ERIC Number: ED233817
Record Type: RIE
Publication Date: 1983-Apr
Reference Count: 0
What Do Ratings of Infant Temperament Really Measure?
As data on the reliability and validity of ratings of infant temperament have accumulated, researchers have begun to ask what caregiver ratings really measure. An argument has been made that ratings of social behavior are less a reflection of enduring individual differences than a measure of rater characteristics and error variance. This study investigated the possibility that extraneous sources of variance would be found in Carey's Infant Temperament Questionnaire (ITQ). A large, diverse sample of mothers of 6-month-old infants completed ITQ's. Item analyses first identified a cluster of items left blank by a select, middle-class group of mothers. A large number of items (40 percent) were found to exhibit marked response biases, and parental characteristics were shown to affect response biases and styles, implying that systematic biases are built into the scale. Temperament ratings also varied with social class, ethnicity, and knowledge of infant development. Infants judged as being temperamentally easier tended to have mothers who were white, middle-class, and more knowledgeable than others.
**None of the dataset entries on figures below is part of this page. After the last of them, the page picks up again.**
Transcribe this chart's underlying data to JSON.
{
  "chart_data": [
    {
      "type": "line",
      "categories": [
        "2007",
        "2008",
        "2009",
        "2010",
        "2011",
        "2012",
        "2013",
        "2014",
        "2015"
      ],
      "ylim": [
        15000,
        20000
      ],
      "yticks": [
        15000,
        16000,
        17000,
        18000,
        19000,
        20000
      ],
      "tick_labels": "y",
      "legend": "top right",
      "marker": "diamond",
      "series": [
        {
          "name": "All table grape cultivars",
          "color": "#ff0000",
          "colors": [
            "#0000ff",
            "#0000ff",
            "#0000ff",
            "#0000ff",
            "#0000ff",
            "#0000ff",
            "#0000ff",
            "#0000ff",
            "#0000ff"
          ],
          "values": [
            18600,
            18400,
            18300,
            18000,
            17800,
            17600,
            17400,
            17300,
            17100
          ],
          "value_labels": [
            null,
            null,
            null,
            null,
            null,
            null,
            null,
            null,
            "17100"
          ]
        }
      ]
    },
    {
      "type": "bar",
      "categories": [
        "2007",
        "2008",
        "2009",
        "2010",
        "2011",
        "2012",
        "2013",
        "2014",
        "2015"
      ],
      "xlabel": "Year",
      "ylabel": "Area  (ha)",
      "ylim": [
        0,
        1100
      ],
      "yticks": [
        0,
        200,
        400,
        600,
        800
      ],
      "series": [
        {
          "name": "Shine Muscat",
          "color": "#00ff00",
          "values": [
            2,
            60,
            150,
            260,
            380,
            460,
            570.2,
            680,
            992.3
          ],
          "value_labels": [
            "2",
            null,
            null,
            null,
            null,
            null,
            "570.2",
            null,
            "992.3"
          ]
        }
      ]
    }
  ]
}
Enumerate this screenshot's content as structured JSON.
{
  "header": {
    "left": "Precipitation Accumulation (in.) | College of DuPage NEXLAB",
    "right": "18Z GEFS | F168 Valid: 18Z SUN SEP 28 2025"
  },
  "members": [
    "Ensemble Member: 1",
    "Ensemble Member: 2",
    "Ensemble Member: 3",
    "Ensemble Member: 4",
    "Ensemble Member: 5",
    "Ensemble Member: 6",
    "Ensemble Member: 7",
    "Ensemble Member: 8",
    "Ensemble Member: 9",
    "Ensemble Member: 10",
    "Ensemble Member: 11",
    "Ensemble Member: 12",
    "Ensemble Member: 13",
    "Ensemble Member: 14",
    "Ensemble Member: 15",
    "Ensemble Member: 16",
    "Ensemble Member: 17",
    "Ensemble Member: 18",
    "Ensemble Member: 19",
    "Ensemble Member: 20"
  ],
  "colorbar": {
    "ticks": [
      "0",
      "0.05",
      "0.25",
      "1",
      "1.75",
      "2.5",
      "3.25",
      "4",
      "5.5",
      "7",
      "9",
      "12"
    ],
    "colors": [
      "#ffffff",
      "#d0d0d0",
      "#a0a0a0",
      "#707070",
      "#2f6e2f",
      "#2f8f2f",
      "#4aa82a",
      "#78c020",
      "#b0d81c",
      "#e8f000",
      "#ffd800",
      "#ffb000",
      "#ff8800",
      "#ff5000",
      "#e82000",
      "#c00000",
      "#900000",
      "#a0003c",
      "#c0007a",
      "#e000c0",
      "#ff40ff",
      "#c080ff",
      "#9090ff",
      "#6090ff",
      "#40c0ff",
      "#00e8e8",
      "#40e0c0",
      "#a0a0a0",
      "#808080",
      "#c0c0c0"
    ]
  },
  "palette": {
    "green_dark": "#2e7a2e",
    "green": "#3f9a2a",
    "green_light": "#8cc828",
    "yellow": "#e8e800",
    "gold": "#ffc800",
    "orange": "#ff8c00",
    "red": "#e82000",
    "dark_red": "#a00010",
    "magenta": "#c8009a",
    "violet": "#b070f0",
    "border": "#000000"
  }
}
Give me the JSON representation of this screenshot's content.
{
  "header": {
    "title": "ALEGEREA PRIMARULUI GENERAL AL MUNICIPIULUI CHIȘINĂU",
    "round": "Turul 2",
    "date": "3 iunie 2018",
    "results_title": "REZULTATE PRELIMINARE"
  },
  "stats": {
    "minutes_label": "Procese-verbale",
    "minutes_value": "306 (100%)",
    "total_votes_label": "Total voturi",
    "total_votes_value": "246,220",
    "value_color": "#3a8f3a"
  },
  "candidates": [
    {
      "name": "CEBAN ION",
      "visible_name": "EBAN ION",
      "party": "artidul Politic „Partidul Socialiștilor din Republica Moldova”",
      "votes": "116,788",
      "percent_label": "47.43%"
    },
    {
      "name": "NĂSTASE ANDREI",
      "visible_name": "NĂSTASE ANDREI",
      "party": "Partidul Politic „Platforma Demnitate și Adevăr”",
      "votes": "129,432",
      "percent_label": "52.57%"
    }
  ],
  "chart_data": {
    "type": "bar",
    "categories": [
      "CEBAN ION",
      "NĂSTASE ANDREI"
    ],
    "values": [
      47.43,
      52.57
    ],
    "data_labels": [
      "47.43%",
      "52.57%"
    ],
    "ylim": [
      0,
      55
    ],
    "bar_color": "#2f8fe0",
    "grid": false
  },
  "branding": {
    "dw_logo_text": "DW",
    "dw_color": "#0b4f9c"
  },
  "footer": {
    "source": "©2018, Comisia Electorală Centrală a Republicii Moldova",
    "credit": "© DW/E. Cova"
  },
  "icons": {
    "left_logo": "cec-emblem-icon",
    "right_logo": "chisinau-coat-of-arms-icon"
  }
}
Results suggested that caregiver ratings on the ITQ reflect more than mere stylistic differences in infant behavior. (Author/RH)
Publication Type: Reports - Research; Speeches/Meeting Papers
Education Level: N/A
Authoring Institution: N/A
Identifiers: Infant Temperament Questionnaire
Note: Paper presented at the Biennial Meeting of the Society for Research in Child Development (Detroit, MI, April 21-24, 1983).